Un régime militaire qui s’installe dans l’autoritarisme
Dix-huit mois après le coup d’État du 26 juillet 2023 ayant renversé le président élu Mohamed Bazoum, le Conseil national pour la sauvegarde de la patrie (CNSP) renforce son emprise sur le Niger. Selon le dernier rapport d’Amnesty International, publié en mars 2025, la situation des droits humains se dégrade rapidement avec des arrestations arbitraires, des détentions illégales, des attaques contre les médias et l’interdiction des partis politiques. Intitulé « Niger. Menacés et muselés : droits humains et espace civique en péril depuis juillet 2023 », ce document révèle des violations massives des libertés fondamentales entre juillet 2023 et janvier 2025.
Des promesses non tenues et un État de droit en lambeaux
À son arrivée au pouvoir, le général Abdourahamane Tiani s’était engagé à respecter les droits humains et les libertés civiles.

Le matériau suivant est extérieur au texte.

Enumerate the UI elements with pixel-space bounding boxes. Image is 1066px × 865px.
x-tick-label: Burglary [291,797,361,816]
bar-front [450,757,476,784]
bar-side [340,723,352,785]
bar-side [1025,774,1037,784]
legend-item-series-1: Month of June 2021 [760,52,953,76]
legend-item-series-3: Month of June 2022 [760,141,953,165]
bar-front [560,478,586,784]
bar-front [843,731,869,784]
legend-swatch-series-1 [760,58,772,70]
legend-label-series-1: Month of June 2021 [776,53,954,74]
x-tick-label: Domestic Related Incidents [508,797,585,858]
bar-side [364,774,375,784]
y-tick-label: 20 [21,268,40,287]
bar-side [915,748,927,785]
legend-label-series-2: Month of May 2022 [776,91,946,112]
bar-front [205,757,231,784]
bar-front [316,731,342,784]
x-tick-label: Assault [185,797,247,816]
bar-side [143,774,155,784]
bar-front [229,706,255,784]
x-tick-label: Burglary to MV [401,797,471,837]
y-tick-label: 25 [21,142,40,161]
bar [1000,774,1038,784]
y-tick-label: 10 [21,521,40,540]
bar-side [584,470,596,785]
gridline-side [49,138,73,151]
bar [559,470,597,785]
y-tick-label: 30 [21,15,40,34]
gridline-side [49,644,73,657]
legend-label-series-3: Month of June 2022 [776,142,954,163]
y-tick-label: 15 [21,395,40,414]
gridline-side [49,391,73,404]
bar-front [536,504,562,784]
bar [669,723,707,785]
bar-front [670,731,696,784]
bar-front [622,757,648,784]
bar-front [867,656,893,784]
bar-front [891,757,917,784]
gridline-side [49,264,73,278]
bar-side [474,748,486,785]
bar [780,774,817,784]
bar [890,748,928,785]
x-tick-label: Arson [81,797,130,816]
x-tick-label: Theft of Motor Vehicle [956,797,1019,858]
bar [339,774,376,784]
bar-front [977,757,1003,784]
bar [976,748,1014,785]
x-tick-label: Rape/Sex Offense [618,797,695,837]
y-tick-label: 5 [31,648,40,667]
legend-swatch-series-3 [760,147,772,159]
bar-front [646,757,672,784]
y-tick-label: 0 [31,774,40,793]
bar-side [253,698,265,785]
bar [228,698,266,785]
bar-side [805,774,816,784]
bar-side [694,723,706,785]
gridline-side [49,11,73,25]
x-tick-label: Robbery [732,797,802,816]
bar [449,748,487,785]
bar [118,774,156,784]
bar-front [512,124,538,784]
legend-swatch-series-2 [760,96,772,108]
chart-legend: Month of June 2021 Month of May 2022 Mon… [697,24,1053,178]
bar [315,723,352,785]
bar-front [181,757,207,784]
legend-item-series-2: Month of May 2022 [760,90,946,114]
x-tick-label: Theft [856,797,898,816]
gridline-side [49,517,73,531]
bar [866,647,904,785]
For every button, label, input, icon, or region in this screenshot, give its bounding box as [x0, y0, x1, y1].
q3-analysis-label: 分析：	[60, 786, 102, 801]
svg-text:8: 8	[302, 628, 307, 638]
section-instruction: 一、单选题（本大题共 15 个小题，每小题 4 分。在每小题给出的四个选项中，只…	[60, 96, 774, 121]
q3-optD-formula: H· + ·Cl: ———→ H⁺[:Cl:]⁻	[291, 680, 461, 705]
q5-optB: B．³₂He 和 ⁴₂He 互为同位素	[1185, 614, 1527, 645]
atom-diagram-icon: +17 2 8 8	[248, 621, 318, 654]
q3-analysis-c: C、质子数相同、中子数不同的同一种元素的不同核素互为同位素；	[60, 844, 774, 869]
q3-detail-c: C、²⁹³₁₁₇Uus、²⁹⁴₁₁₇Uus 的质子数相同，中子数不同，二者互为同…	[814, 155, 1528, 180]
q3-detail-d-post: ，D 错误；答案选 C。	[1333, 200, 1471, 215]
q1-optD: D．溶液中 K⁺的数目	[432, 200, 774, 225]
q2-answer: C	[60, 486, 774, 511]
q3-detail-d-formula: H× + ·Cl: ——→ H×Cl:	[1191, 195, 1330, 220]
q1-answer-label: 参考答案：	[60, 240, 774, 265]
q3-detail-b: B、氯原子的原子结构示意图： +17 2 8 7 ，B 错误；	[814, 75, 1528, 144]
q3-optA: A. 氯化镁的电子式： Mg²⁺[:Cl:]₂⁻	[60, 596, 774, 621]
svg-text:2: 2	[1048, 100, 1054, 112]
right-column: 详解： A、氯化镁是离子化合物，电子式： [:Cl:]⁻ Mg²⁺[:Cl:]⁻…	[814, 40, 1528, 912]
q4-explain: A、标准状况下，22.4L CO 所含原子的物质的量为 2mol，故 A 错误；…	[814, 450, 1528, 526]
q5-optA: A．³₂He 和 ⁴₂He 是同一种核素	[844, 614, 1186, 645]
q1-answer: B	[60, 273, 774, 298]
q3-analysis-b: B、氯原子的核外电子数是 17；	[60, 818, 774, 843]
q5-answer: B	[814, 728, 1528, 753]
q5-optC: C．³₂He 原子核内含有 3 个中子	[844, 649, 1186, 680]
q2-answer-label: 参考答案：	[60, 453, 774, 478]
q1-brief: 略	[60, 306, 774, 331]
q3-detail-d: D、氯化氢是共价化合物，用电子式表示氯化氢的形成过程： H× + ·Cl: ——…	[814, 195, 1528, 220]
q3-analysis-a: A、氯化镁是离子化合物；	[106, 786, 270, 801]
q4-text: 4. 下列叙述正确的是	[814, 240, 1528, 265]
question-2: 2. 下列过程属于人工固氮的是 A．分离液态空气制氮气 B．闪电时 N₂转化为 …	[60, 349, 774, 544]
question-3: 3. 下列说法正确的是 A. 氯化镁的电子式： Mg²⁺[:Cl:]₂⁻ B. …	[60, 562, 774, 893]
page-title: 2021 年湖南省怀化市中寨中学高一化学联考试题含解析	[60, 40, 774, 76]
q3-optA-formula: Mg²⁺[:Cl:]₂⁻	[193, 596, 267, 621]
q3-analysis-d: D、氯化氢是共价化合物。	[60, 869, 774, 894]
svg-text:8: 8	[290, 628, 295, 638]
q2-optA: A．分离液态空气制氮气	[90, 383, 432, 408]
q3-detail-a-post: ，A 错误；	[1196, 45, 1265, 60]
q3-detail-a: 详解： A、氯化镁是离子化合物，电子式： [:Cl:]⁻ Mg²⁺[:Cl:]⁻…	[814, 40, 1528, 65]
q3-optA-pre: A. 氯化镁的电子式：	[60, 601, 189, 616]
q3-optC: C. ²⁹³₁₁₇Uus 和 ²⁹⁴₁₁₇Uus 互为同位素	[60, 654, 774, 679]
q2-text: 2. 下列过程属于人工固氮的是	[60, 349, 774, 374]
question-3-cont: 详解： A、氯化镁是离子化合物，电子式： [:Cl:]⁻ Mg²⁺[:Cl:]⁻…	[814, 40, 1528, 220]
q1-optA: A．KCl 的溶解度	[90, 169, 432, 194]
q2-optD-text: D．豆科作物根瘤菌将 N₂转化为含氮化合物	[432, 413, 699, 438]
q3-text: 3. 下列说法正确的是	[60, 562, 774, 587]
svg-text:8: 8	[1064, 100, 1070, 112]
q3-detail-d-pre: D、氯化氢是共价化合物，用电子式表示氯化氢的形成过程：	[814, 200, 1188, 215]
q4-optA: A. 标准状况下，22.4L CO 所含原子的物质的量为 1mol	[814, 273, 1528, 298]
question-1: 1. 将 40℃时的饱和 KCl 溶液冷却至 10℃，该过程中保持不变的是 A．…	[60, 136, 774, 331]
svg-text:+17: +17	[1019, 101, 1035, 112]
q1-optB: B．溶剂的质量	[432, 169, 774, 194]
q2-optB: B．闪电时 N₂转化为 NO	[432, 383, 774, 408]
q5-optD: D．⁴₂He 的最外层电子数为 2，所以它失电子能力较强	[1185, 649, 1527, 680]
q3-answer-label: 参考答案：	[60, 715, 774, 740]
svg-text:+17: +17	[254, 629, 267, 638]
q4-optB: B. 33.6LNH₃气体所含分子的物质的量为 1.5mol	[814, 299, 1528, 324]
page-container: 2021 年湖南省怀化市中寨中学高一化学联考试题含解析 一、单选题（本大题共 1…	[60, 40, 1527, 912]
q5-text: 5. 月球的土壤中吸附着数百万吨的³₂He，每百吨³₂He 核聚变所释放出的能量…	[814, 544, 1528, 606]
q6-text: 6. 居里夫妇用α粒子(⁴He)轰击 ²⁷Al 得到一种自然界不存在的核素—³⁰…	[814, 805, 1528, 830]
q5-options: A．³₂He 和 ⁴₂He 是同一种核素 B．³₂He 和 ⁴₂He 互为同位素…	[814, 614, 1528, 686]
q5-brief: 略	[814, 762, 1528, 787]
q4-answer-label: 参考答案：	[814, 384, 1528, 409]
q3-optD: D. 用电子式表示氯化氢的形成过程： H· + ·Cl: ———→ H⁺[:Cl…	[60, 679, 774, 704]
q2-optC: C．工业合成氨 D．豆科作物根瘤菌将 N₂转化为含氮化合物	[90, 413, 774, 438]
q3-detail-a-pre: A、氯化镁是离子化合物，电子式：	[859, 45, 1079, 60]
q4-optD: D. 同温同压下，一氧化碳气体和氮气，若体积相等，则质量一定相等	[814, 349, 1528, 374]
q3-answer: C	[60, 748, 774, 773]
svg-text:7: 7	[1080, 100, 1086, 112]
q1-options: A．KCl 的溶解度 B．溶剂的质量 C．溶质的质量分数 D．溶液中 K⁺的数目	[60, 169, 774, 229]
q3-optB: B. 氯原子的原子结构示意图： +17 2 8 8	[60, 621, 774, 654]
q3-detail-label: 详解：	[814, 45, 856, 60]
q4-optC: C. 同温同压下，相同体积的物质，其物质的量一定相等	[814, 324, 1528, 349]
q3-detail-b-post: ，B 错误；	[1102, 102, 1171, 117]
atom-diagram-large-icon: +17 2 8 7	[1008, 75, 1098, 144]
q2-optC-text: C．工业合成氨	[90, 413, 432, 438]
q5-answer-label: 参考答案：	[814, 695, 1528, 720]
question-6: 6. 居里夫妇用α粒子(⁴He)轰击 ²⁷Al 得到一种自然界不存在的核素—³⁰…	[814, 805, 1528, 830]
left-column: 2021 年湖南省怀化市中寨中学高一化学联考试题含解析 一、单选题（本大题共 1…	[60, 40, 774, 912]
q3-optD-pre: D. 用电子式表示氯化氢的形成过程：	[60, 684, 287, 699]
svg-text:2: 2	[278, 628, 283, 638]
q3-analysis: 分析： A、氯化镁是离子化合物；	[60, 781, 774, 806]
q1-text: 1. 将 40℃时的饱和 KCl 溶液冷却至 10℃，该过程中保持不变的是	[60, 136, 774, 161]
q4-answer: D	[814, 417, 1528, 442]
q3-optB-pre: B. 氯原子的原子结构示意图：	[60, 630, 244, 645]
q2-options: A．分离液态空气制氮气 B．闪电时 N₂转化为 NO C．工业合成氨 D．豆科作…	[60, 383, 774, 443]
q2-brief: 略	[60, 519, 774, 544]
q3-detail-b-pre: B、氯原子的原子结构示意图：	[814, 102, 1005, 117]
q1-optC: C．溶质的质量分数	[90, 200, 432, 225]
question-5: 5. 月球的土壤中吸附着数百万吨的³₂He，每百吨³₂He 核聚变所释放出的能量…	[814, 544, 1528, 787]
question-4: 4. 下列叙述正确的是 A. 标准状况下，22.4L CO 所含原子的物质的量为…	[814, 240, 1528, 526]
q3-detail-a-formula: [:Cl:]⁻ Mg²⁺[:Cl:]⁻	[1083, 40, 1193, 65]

Pourtant, le CNSP a suspendu la Constitution de 2010 ainsi que des institutions clés comme la Commission nationale des droits de l’homme. Les nouvelles structures promises tardent à voir le jour, laissant le régime gouverner par ordonnances restrictives. Marceau Sivieude, directeur régional d’Amnesty International pour l’Afrique de l’Ouest et centrale, souligne : « Malgré les garanties initiales, les droits humains ont été systématiquement bafoués. Les autorités nigériennes ont clairement failli à leurs obligations ».
Législation répressive et mesures liberticides
Parmi les mesures les plus controversées :
- Le rétablissement de la loi de 2019 sur la cybercriminalité (juillet 2024), permettant des condamnations pour diffamation ou contenus jugés subversifs ;
- Une ordonnance d’août 2024 élargissant la définition des infractions terroristes, incluant le fichage des opposants et la possibilité de déchéance de nationalité ;
- Depuis octobre 2024, 21 personnes, dont d’anciens ministres, ont été privées de leurs droits, risquant l’apatridie.
Hamid Ngadé, ancien conseiller de Mohamed Bazoum, témoigne : « Je n’ai que la nationalité nigérienne. Cette déchéance me rendrait apatride. Il n’y a plus d’État de droit au Niger ». Ousmane Diallo, chercheur spécialiste du Sahel, dénonce : « Ces mesures privent les citoyens de leurs droits en raison de leurs opinions politiques ».
La société civile et les médias sous étau
Le régime militaire a instauré un climat de peur généralisé. Les services de renseignement, notamment la DGSE, sont accusés de disparitions forcées, d’arrestations arbitraires et de détentions prolongées. Moussa Tchangari, figure de la société civile, a été arrêté en décembre 2024 et inculpé pour apologie du terrorisme et atteinte à la sûreté de l’État, risquant jusqu’à dix ans de prison.
Le pouvoir alimente une fracture sociale en opposant les « patriotes » aux « apatrides », terme utilisé pour discréditer les critiques. Un responsable associatif à Niamey confie : « Les gens ont peur de s’exprimer ou d’organiser des activités critiques. Les organisations de la société civile sont aujourd’hui morcelées ».
La presse muselée et l’autocensure généralisée
La Maison de la presse, suspendue en janvier 2024, a été remplacée par un comité inféodé au pouvoir. Les médias étrangers comme RFI, France 24 et la BBC (suspendue en décembre 2024) subissent des restrictions. Les journalistes nigériens ne sont pas épargnés : Ousmane Toudou et Soumana Maïga ont été arrêtés en avril 2024 pour des publications en ligne. Samira Sabou, blogueuse et militante, a été victime d’une disparition forcée avant d’être poursuivie.
Face à cette répression, l’autocensure s’impose. Un journaliste déclare : « Aujourd’hui, chaque mot est pesé. Plus personne ne défend la presse ». Ousmane Diallo met en garde : « La liberté d’expression et de la presse est cruciale pour la démocratie. Le Niger se trouve à un tournant critique ».
Un avenir incertain pour la démocratie
Les assises nationales de février 2025 ont recommandé une transition de cinq ans, renouvelable, avec la possibilité pour les dirigeants actuels de se présenter aux prochaines élections. Une perspective qui confirme l’ancrage du pouvoir militaire et éloigne le pays d’un retour à l’État de droit.
Dans ce contexte, le Sahel reste marqué par une instabilité chronique, avec des coups d’État au Mali (2020 et 2021), au Burkina Faso (2022) et au Niger (2023). Les juntes de ces trois pays ont formé l’Alliance des États du Sahel (AES) en septembre 2023, rompu leurs liens avec la France et l’Union européenne, et annoncé leur retrait de l’Organisation internationale de la Francophonie (OIF).